Mais nous n’avons que ce mot : « Littérature ». Conservons-le, protégeons-le. Protégeons-la. Il y va de l’amour de l’homme, de la beauté, de la noblesse de chercher, du sens exact de la vie, du goût précis de la vérité et du bonheur possible. La tâche vous attend, Jeunesse ! elle est immense et superbe. Elle gît depuis toujours dans le cœur des hommes, comme le nuage est dans le ciel, comme le poisson est dans l’océan.

Sa vie entière, c’est notre intime conviction, Antonin Artaud se sera donc senti séparé – et senti ce n’est pas voulu. Ni exclu de cette société, du monde où il survit, ni différent de ses autres membres – mais séparé ; séparé de lui-même, séparé de ses frères humains.
Séparé : souffrant, déchiré, puis enfermé, martyrisé, et oublié.
Le lundi 13 janvier 1947, le voici de nouveau sur la scène, au Vieux-Colombier. Antonin Artaud déclame. Cinq minutes après, épuisé, aphasique, Antonin Artaud se tait. Sa voix s’est éteinte pour toujours, on ne le verra plus. Deux ans plus tard, il meurt, recroquevillé au pied de son lit.
Et la littérature se couche au royaume de la marchandise.

……………………………………………..

Extraits d’Histoire vécue d’Artaud-Mômo, Fata Morgana, 2009 :

« J’ai 2 ou 3 dents contre la société actuelle.

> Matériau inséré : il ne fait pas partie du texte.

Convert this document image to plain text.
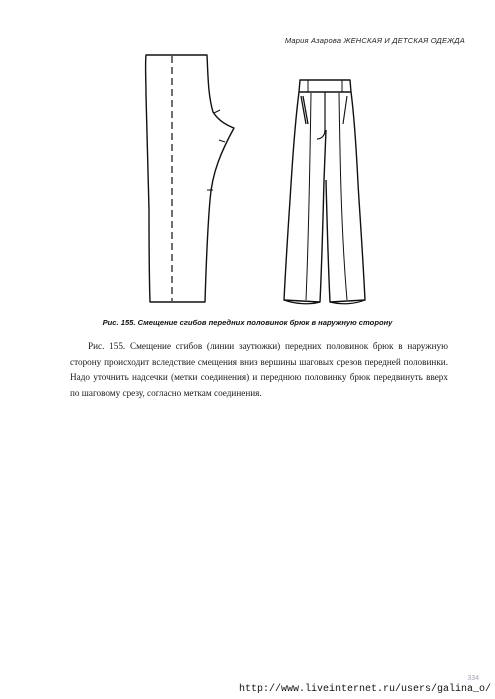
Мария Азарова ЖЕНСКАЯ И ДЕТСКАЯ ОДЕЖДА
Рис. 155. Смещение сгибов передних половинок брюк в наружную сторону

Рис. 155. Смещение сгибов (линии заутюжки) передних половинок брюк в наружную сторону происходит вследствие смещения вниз вершины шаговых срезов передней половинки. Надо уточнить надсечки (метки соединения) и переднюю половинку брюк передвинуть вверх по шаговому срезу, согласно меткам соединения.

334
http://www.liveinternet.ru/users/galina_o/
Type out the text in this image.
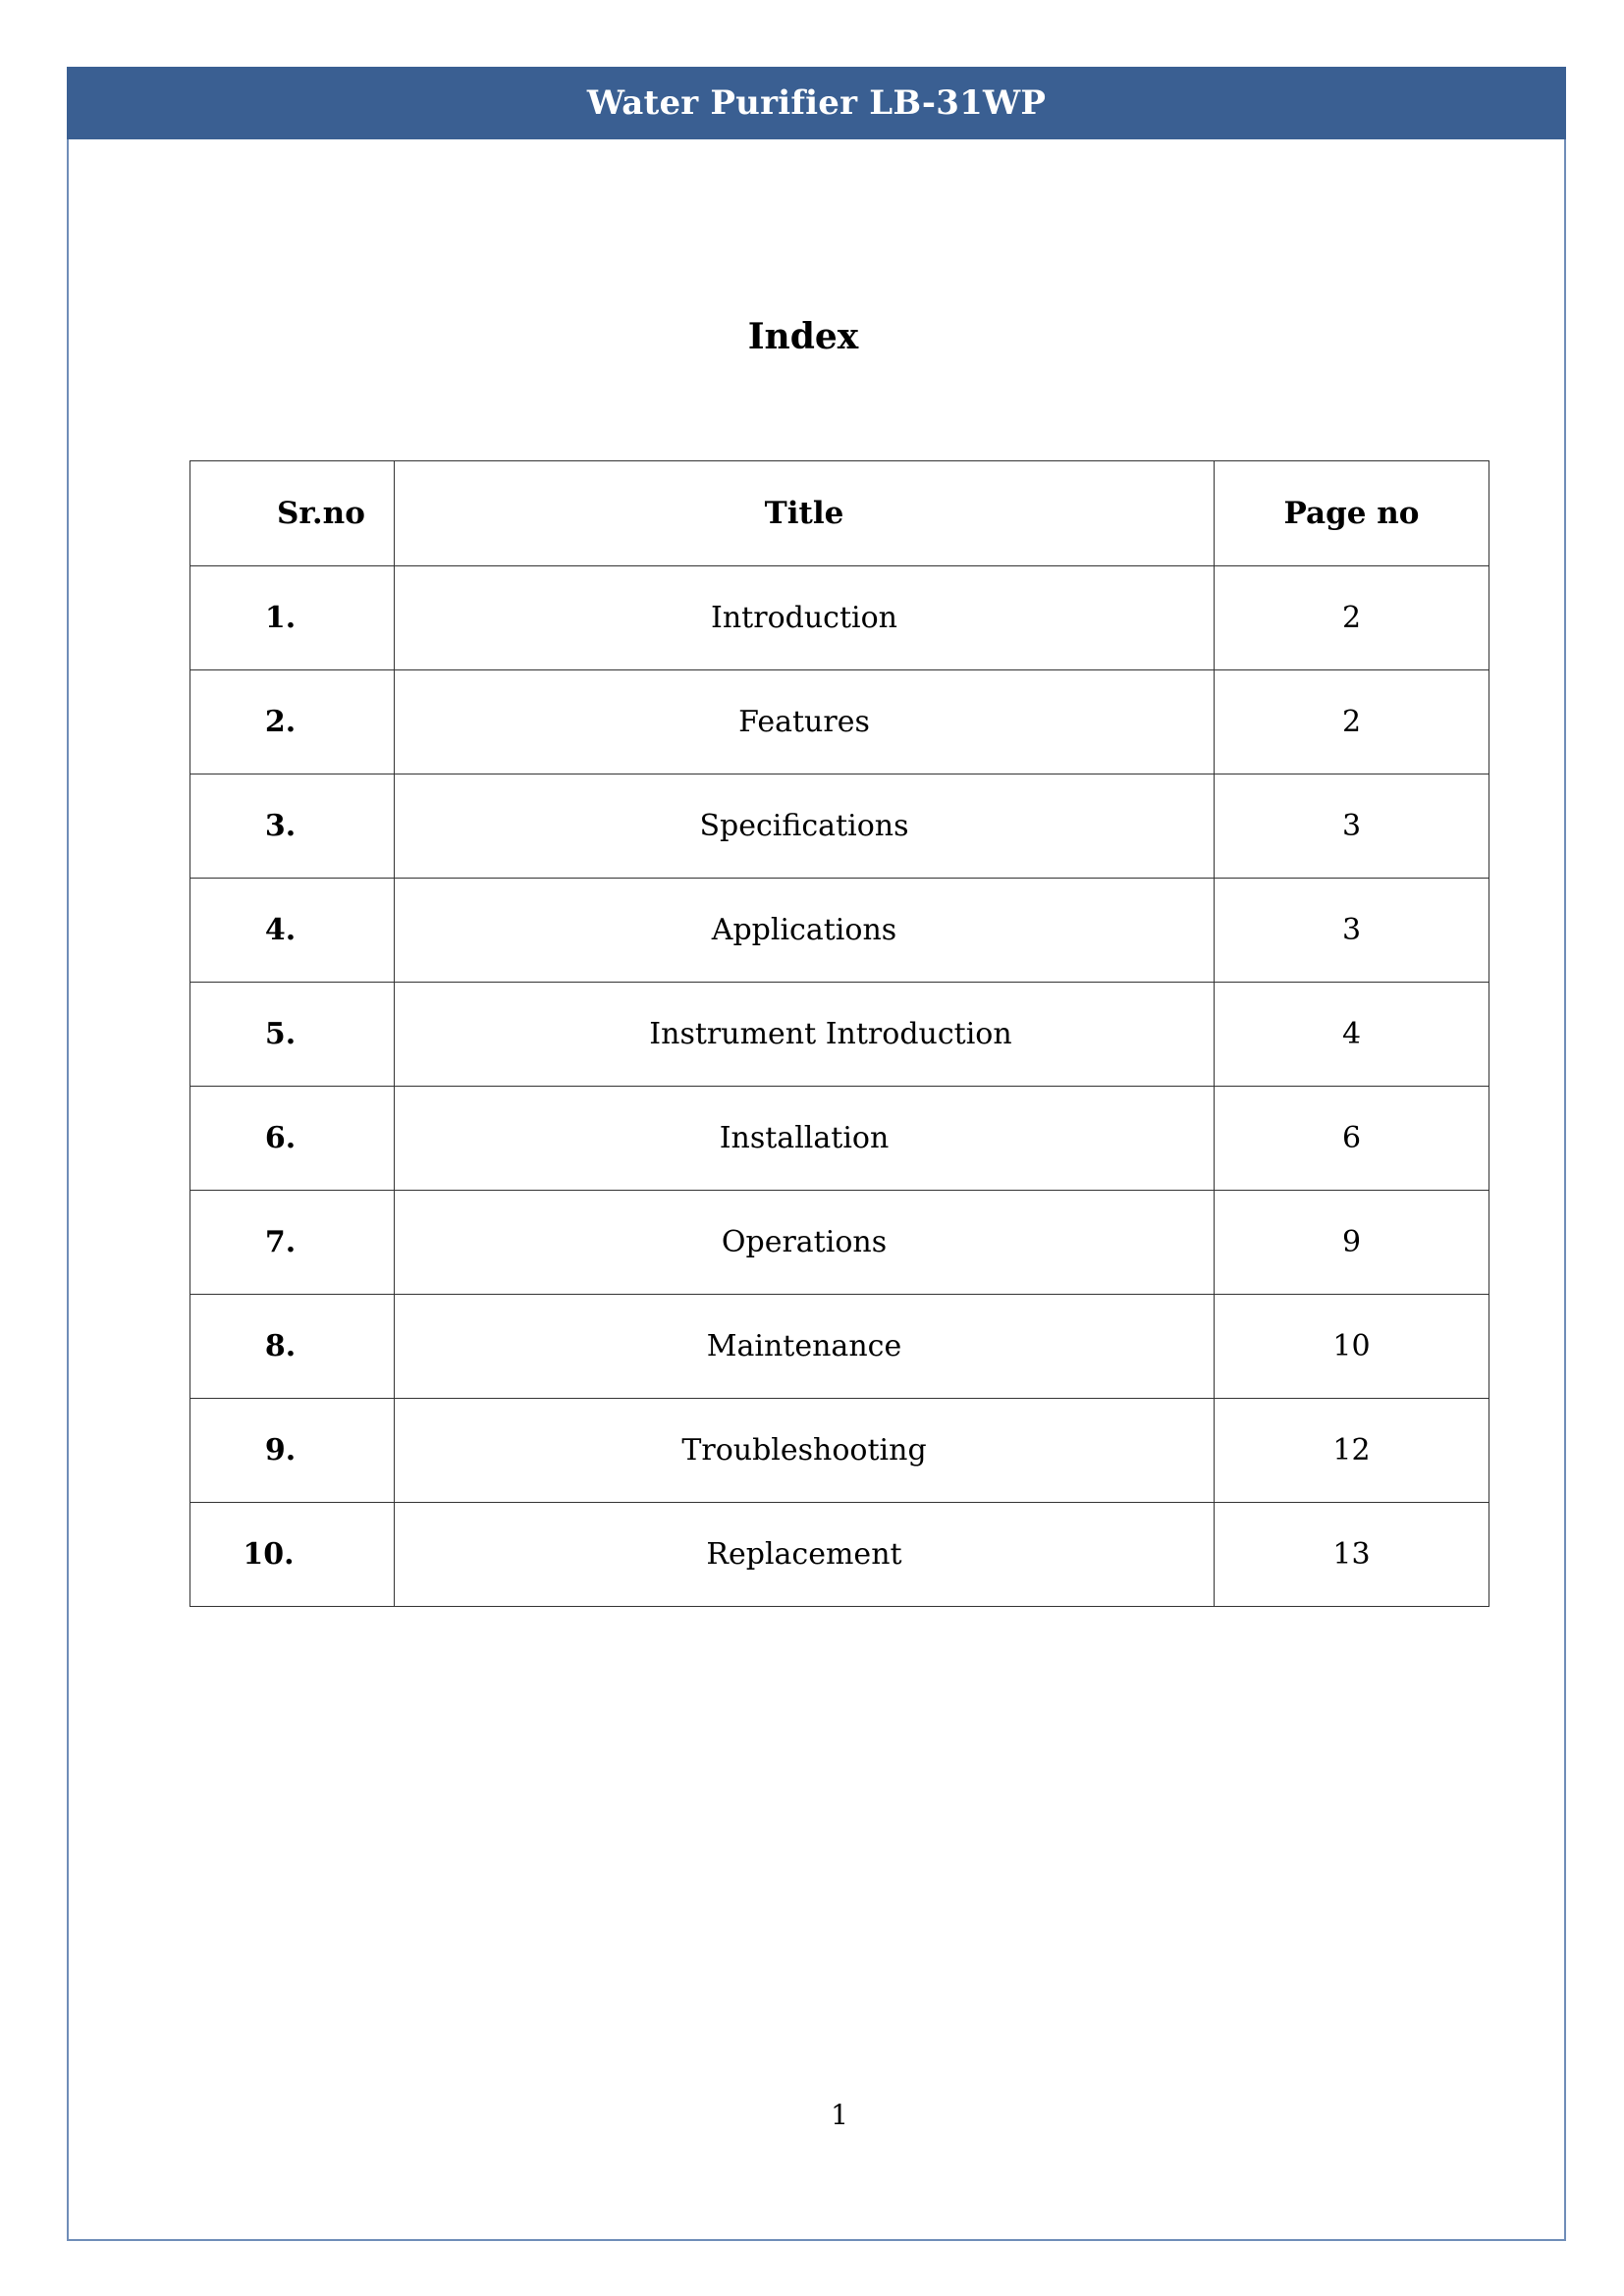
Water Purifier LB-31WP
Index
Sr.no	Title	Page no
1.	Introduction	2
2.	Features	2
3.	Specifications	3
4.	Applications	3
5.	Instrument Introduction	4
6.	Installation	6
7.	Operations	9
8.	Maintenance	10
9.	Troubleshooting	12
10.	Replacement	13
1
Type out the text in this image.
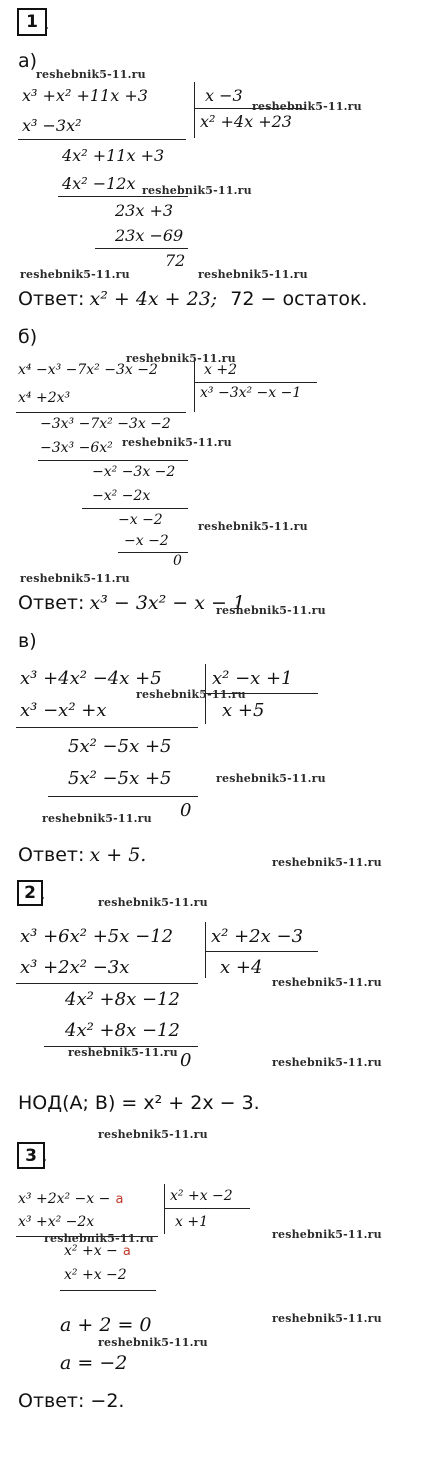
1 .
а)
x³ +x² +11x +3	x −3
x² +4x +23
x³ −3x²
4x² +11x +3
4x² −12x
23x +3
23x −69
72
Ответ: x² + 4x + 23; 72 − остаток.
б)
x⁴ −x³ −7x² −3x −2	x +2
x³ −3x² −x −1
x⁴ +2x³
−3x³ −7x² −3x −2
−3x³ −6x²
−x² −3x −2
−x² −2x
−x −2
−x −2
0
Ответ: x³ − 3x² − x − 1
в)
x³ +4x² −4x +5	x² −x +1
x +5
x³ −x² +x
5x² −5x +5
5x² −5x +5
0
Ответ: x + 5.
2 .
x³ +6x² +5x −12 x² +2x −3
x +4
x³ +2x² −3x
4x² +8x −12
4x² +8x −12
0
НОД(A; B) = x² + 2x − 3.
3 .
x³ +2x² −x − a	x² +x −2
x +1
x³ +x² −2x
x² +x − a
x² +x −2
a + 2 = 0
a = −2
Ответ: −2.
reshebnik5-11.ru
reshebnik5-11.ru
reshebnik5-11.ru
reshebnik5-11.ru	reshebnik5-11.ru
reshebnik5-11.ru
reshebnik5-11.ru
reshebnik5-11.ru
reshebnik5-11.ru
reshebnik5-11.ru
reshebnik5-11.ru
reshebnik5-11.ru
reshebnik5-11.ru
reshebnik5-11.ru
reshebnik5-11.ru
reshebnik5-11.ru
reshebnik5-11.ru
reshebnik5-11.ru
reshebnik5-11.ru
reshebnik5-11.ru
reshebnik5-11.ru
reshebnik5-11.ru
reshebnik5-11.ru
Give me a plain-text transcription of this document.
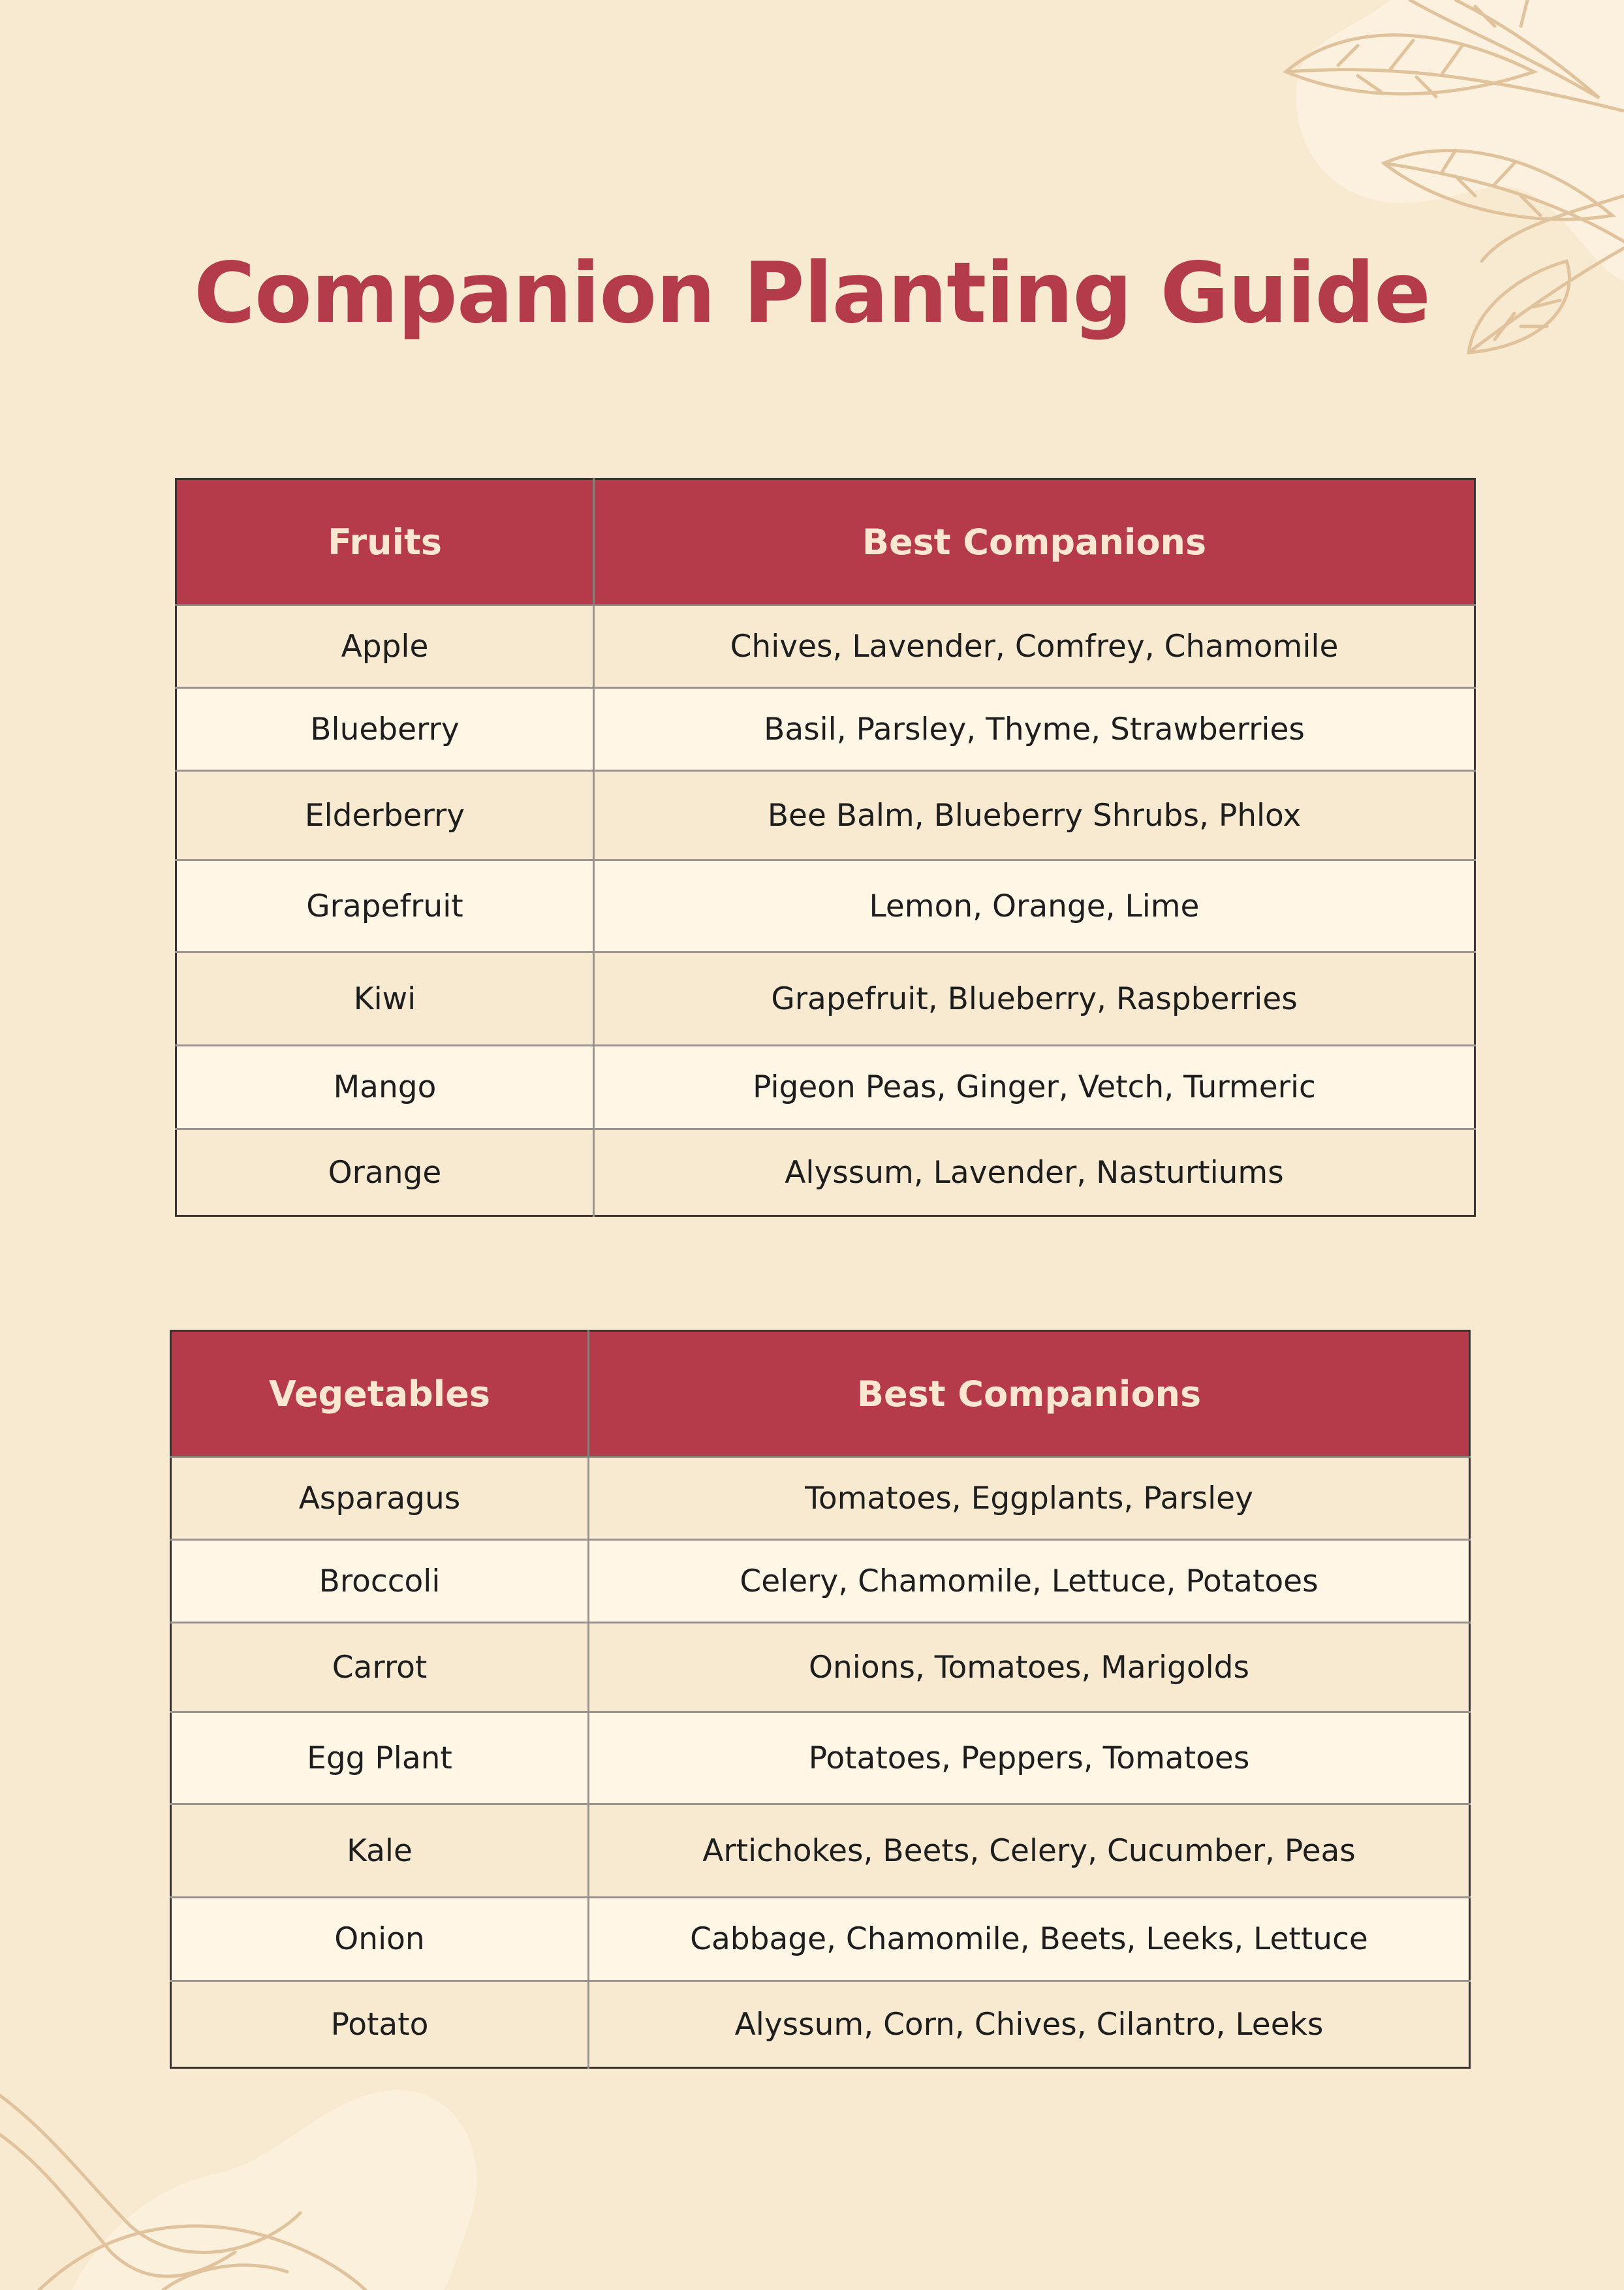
Companion Planting Guide
Fruits	Best Companions
Apple	Chives, Lavender, Comfrey, Chamomile
Blueberry	Basil, Parsley, Thyme, Strawberries
Elderberry	Bee Balm, Blueberry Shrubs, Phlox
Grapefruit	Lemon, Orange, Lime
Kiwi	Grapefruit, Blueberry, Raspberries
Mango	Pigeon Peas, Ginger, Vetch, Turmeric
Orange	Alyssum, Lavender, Nasturtiums
Vegetables	Best Companions
Asparagus	Tomatoes, Eggplants, Parsley
Broccoli	Celery, Chamomile, Lettuce, Potatoes
Carrot	Onions, Tomatoes, Marigolds
Egg Plant	Potatoes, Peppers, Tomatoes
Kale	Artichokes, Beets, Celery, Cucumber, Peas
Onion	Cabbage, Chamomile, Beets, Leeks, Lettuce
Potato	Alyssum, Corn, Chives, Cilantro, Leeks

Je vais les sortir une fois pour toutes afin qu’il n’y ait plus d’erreur ni de recours possible de moi contre qui que ce soit et de qui que ce soit contre moi et dans aucun sens », page 12

« Je flottais dans l’air comme un ballon captif, me demandant de quel côté était la route, et si mon corps m’y suivrait jamais car n’était-il pas tout ce que j’étais et ce que j’étais maintenant n’était-il pas rien devant ce que mon corps avait toujours été, qu’il ne pouvait pas ne pas être à jamais », page  20

« Je n’étais pas cet apprenti yogi qui cherche à sortir pour entrer ailleurs dans le contenant de quelque chose, être tiré de la douleur du problème, fondre et ne plus sortir jamais », page 22

« l’irrécouvrable manque à gagner de la vie », page 31

« Ils disent que vous y voyez trop clair, que ce monde est faux, que les choses ne sont pas ce qu’elles apparaissent, que vous le savez, que vous êtes seul à vouloir le dire, que tout ce qu’on voit n’est qu’une façade, que la conscience déborde sur la conscience, que ce que les gens font ouvertement n’est rien à côté de ce qu’ils font en se cachant, etc., etc. », page 34

« Tout ce que nous vivons n’est qu’une façade, la réalité est dans cette magie opératoire, sensorielle à laquelle participent à jours et périodes nettement étiquetés, catalogués et déterminés des masses innombrables d’hommes, de femmes, d’êtres qui ont joué leur destinée éternelle sur le coup de dés de savoir et de faire que la vie se maintienne dans les cadres qui leur ont toujours profité », page 39

« La société me dit fou parce qu’elle me mange, …/…, et elle a voulu m’assassiner et me faire disparaître parce que j’ai vu qu’elle me mangeait et que j’ai toujours voulu dire ouvertement et publiquement que mes seuls rapports entre moi et elle étaient d’avoir voulu me forcer à me laisser librement manger », page 49

« Moi je n’ai cessé de voir non tout ce que les gens me disent, mais ce qu’ils sont quand ils ne parlent pas, ne disent rien et qu’ils sont loin. Si je connais cette faculté du corps humain, je ne suis pas le seul, et la multitude des initiés aussi la connaît. Et même des non-initiés », page 50

« Un tel, dit Rimbaud, croit qu’il est un homme, eh bien non, et il est un chien », page 52

« La mort est une esbrouffe, un bluff qui n’ont jamais profité qu’aux auteurs anonymes mais vrais du Livre des morts et du Bardo-Thodol dont l’intérêt est de voir le plus grand nombre possible de corps entrer dans l’affre et se pulvériser afin de capter au profit de leur propre immortalité la bombe du foudroyant écheveau, l’insondable et compacte moumoute de l’électrique chevelure d’être, l’insondable et compacte moumoute de la conscience déchirée dont la force perdue leur revient », page 58

« Les manitous de l’invisible ne sont pas si bien cachés qu’on ne puisse toujours les rejoindre avec du souffle et un peu de doigté…/… Et je suis sûr que ça leur pend au nez », page 58.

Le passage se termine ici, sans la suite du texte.